Residential apartments, condominiums and single-family homes are also great options if you manage to find a good deal in a hot or a potentially-hot market. Good rental income is a prerequisite for the property you are opting to buy, so make sure you understand your numbers.
Roth-IRA or Regular IRA?
In a Roth-IRA all the money that you put in is taxed ahead of time, but what you get from it in the end is tax-free. So, your savings grow tax-deferred, and when you start making withdrawals you need not worry about taxes either. All the assets you hold in the account are tax-deferred.
Though there are no tax breaks for contributions, a Roth is recommended if you expect to be in a similar or a higher tax bracket when you retire. A Roth account also gives the holder more flexibility allowing for the withdrawal of contributions without attracting a penalty.
In a traditional IRA, it is the other way around. Your contributions are tax-deductible, but the withdrawals during retirement are taxed at the respective income tax rates. If you expect to be in a lower tax bracket when you retire, then a traditional IRA is the way to go. Also, if you expect to have high medical expenses during your retirement period, they will offset your withdrawals from the IRA and bring down your taxes.
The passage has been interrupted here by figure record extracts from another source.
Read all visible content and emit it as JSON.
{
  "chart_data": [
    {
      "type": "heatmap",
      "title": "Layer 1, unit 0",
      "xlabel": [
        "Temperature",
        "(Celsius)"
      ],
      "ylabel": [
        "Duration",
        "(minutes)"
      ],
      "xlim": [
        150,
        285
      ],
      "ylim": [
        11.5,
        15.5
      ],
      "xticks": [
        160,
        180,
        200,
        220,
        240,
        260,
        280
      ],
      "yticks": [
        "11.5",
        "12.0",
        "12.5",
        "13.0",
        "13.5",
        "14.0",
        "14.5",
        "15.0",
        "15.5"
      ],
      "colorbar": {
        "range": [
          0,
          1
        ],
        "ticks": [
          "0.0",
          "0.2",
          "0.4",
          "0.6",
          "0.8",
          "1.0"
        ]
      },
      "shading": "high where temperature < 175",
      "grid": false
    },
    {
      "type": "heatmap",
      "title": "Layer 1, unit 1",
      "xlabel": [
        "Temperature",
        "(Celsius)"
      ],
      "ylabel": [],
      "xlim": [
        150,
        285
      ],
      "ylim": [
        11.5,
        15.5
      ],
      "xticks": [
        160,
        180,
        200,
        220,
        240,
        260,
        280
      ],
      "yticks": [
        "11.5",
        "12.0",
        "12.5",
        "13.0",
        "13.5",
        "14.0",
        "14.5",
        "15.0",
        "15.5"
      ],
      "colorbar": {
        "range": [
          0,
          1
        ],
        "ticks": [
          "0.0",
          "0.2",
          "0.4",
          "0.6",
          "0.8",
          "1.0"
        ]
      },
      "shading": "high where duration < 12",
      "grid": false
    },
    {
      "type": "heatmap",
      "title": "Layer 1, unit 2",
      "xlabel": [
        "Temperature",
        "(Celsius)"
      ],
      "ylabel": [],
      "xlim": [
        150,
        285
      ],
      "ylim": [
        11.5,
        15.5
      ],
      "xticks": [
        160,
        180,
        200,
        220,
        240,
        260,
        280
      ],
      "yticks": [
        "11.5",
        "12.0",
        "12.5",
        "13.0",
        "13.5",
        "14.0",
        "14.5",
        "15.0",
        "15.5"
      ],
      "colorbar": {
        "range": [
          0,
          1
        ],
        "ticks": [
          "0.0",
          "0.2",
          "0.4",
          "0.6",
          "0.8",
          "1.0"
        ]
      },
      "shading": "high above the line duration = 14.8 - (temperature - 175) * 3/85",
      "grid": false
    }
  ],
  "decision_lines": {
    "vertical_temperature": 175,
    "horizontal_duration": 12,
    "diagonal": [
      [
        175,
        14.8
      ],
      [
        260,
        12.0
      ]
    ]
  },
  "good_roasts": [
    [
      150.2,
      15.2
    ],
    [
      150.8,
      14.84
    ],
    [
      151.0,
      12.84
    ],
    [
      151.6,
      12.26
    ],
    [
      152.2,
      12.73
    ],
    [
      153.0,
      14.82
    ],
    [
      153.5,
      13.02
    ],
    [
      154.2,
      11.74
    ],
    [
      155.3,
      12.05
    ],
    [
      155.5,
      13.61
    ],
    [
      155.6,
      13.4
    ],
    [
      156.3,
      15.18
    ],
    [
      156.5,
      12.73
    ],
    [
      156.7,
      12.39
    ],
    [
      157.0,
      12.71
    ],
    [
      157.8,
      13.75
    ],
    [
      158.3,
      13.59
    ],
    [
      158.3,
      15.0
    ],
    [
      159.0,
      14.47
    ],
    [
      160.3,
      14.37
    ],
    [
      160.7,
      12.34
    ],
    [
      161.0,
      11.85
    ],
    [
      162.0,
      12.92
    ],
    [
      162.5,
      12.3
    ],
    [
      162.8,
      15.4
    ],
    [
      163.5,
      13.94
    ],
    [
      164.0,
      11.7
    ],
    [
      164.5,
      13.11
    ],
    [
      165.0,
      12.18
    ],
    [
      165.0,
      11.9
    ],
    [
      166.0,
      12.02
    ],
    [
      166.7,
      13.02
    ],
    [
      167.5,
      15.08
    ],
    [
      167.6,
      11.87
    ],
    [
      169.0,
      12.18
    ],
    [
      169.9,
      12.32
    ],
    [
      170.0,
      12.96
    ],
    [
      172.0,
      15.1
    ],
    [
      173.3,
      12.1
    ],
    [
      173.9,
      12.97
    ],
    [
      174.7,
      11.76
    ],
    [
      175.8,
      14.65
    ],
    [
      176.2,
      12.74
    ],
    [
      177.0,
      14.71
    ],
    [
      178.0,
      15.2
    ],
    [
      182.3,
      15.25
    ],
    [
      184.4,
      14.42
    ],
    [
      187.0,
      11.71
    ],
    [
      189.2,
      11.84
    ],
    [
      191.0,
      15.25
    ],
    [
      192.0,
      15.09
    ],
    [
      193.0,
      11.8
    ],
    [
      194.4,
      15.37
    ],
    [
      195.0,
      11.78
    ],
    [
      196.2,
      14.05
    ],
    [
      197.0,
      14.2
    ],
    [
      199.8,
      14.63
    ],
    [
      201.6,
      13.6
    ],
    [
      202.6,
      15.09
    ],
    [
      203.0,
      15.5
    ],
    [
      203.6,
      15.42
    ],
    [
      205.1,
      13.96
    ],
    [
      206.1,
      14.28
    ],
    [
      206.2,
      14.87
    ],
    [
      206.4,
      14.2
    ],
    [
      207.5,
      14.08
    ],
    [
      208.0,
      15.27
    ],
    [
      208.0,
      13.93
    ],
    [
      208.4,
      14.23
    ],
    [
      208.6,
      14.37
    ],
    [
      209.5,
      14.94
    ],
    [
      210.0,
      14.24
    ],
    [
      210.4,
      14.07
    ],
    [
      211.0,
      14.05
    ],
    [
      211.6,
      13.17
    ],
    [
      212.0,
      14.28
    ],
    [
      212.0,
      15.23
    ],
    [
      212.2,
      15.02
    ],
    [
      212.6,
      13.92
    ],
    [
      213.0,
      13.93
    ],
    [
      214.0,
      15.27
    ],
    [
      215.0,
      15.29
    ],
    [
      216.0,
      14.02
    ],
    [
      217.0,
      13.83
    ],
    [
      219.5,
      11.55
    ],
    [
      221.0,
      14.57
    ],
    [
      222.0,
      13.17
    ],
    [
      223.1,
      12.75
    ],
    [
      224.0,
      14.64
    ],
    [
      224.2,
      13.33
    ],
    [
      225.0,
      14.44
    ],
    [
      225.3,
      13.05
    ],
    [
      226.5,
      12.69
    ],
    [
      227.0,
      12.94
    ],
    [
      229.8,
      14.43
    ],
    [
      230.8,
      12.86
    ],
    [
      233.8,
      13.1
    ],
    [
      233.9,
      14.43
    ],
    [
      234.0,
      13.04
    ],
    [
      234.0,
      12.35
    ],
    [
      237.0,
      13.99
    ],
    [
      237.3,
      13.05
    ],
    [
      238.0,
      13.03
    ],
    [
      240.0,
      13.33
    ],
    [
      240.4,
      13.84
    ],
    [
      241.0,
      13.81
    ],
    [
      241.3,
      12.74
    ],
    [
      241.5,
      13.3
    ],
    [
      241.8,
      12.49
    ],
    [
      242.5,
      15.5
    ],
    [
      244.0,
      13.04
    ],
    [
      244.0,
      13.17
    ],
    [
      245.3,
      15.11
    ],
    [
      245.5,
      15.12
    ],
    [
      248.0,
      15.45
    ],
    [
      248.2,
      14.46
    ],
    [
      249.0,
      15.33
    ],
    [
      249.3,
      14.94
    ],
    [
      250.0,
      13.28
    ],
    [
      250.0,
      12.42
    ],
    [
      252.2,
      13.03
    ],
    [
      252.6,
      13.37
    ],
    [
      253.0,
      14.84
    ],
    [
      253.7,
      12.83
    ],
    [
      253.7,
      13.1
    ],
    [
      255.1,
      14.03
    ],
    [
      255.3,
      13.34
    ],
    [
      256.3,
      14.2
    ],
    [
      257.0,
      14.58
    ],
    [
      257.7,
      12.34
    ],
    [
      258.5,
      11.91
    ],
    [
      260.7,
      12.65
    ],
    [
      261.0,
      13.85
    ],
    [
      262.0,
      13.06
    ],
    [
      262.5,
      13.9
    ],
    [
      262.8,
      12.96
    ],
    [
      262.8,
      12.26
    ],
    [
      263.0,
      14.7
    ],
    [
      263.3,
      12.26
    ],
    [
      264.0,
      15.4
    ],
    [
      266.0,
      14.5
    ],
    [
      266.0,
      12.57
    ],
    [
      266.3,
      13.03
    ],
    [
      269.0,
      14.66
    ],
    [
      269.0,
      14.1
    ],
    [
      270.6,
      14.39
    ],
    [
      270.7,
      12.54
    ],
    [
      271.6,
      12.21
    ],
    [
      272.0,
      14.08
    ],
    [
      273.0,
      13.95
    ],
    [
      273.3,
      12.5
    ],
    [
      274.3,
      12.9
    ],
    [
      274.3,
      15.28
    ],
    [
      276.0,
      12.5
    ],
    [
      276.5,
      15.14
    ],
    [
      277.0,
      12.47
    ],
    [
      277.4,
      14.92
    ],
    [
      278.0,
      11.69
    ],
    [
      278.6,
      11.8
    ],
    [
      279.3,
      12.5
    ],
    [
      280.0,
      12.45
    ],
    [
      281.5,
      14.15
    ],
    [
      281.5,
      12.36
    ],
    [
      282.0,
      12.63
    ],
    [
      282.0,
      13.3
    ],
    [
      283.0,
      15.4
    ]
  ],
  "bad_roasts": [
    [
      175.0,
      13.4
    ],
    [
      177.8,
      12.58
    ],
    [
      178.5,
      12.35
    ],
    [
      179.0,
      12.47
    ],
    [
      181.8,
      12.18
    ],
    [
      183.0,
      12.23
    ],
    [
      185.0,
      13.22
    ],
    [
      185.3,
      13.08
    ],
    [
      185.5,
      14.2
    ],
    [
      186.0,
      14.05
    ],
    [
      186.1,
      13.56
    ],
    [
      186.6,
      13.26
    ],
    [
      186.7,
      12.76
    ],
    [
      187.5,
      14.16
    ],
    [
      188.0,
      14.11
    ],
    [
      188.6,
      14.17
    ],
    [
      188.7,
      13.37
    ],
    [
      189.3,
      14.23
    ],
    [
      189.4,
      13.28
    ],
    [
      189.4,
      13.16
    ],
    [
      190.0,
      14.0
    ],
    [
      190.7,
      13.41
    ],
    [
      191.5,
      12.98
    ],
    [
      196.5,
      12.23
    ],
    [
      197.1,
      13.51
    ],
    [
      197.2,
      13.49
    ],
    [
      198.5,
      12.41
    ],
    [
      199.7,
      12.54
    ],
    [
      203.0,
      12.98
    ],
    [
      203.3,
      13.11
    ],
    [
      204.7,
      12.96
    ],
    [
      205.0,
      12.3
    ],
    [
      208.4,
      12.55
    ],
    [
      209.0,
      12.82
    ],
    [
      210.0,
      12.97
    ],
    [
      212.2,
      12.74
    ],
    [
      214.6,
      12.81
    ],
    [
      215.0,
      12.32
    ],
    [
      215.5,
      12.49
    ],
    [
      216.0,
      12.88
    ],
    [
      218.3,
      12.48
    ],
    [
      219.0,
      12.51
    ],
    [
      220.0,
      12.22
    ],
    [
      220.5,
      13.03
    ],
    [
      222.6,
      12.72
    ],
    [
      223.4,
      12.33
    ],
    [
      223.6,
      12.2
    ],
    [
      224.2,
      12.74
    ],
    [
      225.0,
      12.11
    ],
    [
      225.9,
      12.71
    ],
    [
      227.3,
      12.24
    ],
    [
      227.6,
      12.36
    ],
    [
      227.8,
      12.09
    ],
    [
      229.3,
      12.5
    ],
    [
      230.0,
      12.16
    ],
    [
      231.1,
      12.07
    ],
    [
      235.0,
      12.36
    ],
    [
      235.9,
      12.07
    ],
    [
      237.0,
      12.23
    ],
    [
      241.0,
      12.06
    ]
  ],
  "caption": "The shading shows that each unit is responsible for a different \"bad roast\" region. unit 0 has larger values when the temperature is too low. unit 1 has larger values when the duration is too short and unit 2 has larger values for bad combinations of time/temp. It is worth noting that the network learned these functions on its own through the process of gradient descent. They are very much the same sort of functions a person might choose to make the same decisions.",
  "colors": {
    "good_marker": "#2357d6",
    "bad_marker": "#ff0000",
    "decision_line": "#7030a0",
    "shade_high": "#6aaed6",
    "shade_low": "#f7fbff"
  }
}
With a tax-deferred IRA account, your monetary gains will enjoy compounded growth as well. Real estate investments and the income from them grow at a compounded rate while the asset is held in the IRA.
Retirement planning should start when you land your first job. Money when held in an IRA account grows at a compounded rate, without taxes nibbling away at it. Individual Retirement Accounts also offer you the freedom to diversify your investments into real estate, which is a solid asset and grows in value with each passing year. This ensures that when you retire you have a reasonably tax-deferred hoard of assets to depend on in the golden period of your life.